The city waited with baited breath as the election results poured in. Going to sleep the night before, it seemed that Hilary was a sure thing but, like the Brexit vote in the UK, that reality seemed to crumble as morning turned to noon. By lunch time, a wave of shock and horror seemed to sweep all those whose company I kept. Like them, the thought of Donald J. Trump as the president of the United States and the “leader of the free world” was too outlandish to comprehend. But … the people spoke. At first, I was quite surprised at the emotional investment of the population, given that I was over 12 000 kilometres away in Nairobi, Kenya. However, I do realise that, beside the fact that the whole world seemed to be bombarded with news about the US electoral race, the politics and policies of the United States affects the whole world in one way or another. There are a few issues which have been illuminated by the results which warrant further discussion and reflection.
- Population Polarisation: The most stable democracies, the US and UK being the most recent example, are displaying deep divisions within societies. While in both landmark elections more conservative political options triumphed, the results were almost 50/50.

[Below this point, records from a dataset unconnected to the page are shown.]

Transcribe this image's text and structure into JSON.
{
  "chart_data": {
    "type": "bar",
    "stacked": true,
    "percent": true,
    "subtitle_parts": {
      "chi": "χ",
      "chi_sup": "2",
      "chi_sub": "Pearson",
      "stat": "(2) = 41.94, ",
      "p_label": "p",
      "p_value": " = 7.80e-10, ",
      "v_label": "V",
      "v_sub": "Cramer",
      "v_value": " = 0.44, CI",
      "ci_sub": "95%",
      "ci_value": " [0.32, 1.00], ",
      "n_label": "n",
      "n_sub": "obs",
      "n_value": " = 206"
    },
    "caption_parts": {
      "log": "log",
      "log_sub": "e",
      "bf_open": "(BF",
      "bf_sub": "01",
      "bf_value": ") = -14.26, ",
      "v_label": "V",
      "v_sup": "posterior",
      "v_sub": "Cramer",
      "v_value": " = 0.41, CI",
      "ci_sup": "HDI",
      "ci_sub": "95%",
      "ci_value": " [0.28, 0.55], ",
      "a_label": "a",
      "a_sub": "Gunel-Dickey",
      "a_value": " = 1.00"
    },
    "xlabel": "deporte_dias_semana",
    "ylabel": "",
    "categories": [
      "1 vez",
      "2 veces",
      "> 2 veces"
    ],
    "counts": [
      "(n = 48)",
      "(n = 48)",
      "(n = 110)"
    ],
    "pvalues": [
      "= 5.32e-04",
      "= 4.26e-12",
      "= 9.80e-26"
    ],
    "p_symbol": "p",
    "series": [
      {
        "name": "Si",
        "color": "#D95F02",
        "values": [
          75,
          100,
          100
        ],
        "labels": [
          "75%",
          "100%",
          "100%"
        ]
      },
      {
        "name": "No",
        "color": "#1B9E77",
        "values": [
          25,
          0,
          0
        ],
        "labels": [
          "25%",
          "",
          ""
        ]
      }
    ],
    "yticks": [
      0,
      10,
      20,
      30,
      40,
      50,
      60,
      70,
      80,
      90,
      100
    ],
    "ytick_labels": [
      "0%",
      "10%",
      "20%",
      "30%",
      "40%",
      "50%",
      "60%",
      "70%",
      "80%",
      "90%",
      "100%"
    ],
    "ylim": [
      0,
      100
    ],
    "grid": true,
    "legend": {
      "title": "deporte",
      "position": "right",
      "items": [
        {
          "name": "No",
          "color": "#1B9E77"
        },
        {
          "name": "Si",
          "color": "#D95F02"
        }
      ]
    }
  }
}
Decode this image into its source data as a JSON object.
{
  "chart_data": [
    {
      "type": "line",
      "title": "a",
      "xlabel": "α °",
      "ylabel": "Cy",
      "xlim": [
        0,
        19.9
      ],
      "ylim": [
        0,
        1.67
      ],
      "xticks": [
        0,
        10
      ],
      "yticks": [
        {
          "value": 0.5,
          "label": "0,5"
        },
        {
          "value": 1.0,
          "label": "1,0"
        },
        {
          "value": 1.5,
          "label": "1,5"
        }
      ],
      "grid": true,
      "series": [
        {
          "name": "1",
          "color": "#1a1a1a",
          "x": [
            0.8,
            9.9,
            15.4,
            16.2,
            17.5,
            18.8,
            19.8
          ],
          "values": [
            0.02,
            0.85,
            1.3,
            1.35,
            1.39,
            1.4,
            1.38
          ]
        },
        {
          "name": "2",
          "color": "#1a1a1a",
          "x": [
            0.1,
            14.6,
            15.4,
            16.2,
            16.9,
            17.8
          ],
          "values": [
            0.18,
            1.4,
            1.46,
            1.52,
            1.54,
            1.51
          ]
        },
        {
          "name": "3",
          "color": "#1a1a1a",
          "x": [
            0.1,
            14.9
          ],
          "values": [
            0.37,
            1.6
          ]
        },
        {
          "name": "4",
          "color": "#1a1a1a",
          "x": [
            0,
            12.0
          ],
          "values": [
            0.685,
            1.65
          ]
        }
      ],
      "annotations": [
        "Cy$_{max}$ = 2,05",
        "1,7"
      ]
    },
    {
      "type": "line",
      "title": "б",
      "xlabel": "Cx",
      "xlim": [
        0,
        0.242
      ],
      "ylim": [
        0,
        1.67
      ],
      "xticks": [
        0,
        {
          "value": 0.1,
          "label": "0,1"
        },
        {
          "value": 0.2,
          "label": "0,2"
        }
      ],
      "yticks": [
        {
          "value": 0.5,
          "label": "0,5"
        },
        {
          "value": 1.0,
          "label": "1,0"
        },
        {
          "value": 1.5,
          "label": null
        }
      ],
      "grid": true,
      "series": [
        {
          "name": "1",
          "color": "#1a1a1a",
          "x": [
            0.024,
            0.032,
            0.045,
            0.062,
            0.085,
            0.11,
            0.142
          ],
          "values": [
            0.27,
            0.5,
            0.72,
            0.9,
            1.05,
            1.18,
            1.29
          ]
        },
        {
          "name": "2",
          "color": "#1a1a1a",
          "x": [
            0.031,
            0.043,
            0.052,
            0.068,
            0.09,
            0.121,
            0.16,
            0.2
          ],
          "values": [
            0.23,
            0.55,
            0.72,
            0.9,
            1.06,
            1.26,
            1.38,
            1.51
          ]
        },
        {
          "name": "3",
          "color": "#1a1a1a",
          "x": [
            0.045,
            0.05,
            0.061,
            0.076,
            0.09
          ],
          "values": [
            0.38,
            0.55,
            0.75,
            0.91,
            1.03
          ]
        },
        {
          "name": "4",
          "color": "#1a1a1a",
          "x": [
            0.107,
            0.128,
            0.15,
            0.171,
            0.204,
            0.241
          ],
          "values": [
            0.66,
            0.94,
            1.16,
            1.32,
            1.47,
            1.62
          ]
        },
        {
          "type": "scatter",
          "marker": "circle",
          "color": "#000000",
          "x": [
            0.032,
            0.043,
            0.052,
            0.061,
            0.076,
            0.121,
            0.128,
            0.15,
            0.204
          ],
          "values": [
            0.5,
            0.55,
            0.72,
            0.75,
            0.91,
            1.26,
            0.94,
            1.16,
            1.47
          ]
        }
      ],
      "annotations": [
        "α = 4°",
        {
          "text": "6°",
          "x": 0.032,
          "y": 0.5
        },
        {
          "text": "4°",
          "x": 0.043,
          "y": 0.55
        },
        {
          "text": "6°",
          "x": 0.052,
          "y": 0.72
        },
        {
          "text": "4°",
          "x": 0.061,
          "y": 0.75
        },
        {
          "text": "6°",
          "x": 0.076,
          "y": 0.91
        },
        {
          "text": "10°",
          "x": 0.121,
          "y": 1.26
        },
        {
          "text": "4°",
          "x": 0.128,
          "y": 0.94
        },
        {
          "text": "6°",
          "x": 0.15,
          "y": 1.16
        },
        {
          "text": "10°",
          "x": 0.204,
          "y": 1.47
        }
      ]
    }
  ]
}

- Extremist/Inward Looking Politics: Like Brexit, the most recent US election demonstrates a desire from the populous to concentrate on themselves and a redefining of what it means to be a citizen. For the United States, the election has sent a strong message to all people who do not fall into the category of heterosexual white men.
- Being an Example: I am not at all suggesting that US democracy does not have issues or that developing nations should look for examples outside themselves, however, with the US priding itself as being the champion of democracy and equality, how will they start conversations about gender equality when their president has proudly and repeatedly shown an absolute lack of respect for women? How will they facilitate conversations about inclusivity and respect for diversity when discriminatory politics has triumphed?
- The Majority: We cannot deny that Hilary had her flaws (for Africa, her involvement in Libya was an absolute disaster). However, probably the saddest take away from the election results is that during the campaign, it was assumed that Trump appealed to a small minority. However, the election demonstrated (the often unspoken) beliefs of the American public… the tired stereotypes that I thought, or rather hoped, the world were alive and kicking. Will discrimination ever die?
- An Opportunity: As has been reflected upon by a number of Americans disappointed by the results, this post-election period and going forward, is an opportunity to reinvigorate public participation and active citizenry… not just sitting around wallowing in grief but rather, doing something to improve the situation. It also gives political parties, especially the Democrats an opportunity to rethink their engagement with the entire country. Finally, and this is a lesson for citizens of functioning democracies throughout the world, your vote matters and not using that vote may lead to your worst nightmare!